La paroisse de Karesuando s’étend à une longue distance. On n’y compte cependant que huit cents habitans, dont six cents Lapons, le reste Finlandais, et pas un seul Suédois. L’été, l’église est peu fréquentée : les Lapons errent alors sur les côtes de Norvége ; mais l’hiver, ils se rassemblent dans les environs du hameau, et viennent assez régulièrement le dimanche assister au sermon du prêtre. Il y a là, au mois de février, à l’époque du thing[1], une foire considérable. Les Lapons y viennent de plus de quarante lieues à la ronde. Ils apportent sur leurs petits traîneaux de la chair de renne, des fromages, des fourrures, et prennent, en échange, du tabac, de l’eau-de-vie, de la farine.

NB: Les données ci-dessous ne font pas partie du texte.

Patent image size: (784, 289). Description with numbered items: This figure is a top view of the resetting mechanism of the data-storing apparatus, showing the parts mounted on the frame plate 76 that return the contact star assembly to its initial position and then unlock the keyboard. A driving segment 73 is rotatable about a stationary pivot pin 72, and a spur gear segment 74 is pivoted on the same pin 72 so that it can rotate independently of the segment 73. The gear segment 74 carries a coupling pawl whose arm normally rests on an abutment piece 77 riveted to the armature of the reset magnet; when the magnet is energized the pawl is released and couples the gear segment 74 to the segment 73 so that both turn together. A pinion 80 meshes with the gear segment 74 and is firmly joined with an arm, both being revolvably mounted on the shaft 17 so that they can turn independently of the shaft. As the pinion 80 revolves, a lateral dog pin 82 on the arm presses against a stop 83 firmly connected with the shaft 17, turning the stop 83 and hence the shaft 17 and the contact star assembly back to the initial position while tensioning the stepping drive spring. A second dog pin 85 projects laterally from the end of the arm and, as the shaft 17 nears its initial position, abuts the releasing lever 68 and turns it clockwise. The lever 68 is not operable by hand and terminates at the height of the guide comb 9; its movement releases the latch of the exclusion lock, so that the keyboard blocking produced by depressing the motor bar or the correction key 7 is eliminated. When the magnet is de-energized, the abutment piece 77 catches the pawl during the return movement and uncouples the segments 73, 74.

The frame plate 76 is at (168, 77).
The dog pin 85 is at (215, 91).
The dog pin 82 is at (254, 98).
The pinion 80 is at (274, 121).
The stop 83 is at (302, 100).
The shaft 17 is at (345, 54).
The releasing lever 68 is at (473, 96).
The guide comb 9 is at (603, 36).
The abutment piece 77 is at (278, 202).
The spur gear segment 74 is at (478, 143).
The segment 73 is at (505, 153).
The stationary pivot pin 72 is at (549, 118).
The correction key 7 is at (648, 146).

Le 10 septembre au matin nous quittâmes Karesuando pour descendre le fleuve Muonio. On nous amena quatre barques longues et étroites, recourbées aux deux bouts, et glissant sur l’eau comme des coquilles de noix. Deux personnes seulement peuvent s’asseoir dans ces bateaux, deux rameurs se tiennent sur l’avant, et le pilote est debout à l’arrière avec une lourde rame qui lui sert de gouvernail. Le fleuve est large, imposant, et coupé par un grand nombre de cascades. C’est une chose curieuse à voir. C’est un écueil parfois dangereux, mais beaucoup moins dangereux et moins effrayant que certains voyageurs ne l’ont représenté. La pente de la cascade est adoucie par sa longue étendue. Quelquefois on peut à peine la remarquer ; mais souvent les larges vagues qui tombent tout à coup de leur niveau grondent, bouillonnent, écument, se brisent contre des quartiers de rocs, puis soudain s’arrêtent contre un espace d’eau calme et rebondissent sur elles-mêmes. Le bateau descend ces cascades avec la rapidité d’une flèche, et si le pilote n’est pas assez habile pour le gouverner, ni les rameurs assez forts pour résister au choc violent des flots, on court risque de se briser contre les rocs dont les pointes apparaissent à la surface de l’eau.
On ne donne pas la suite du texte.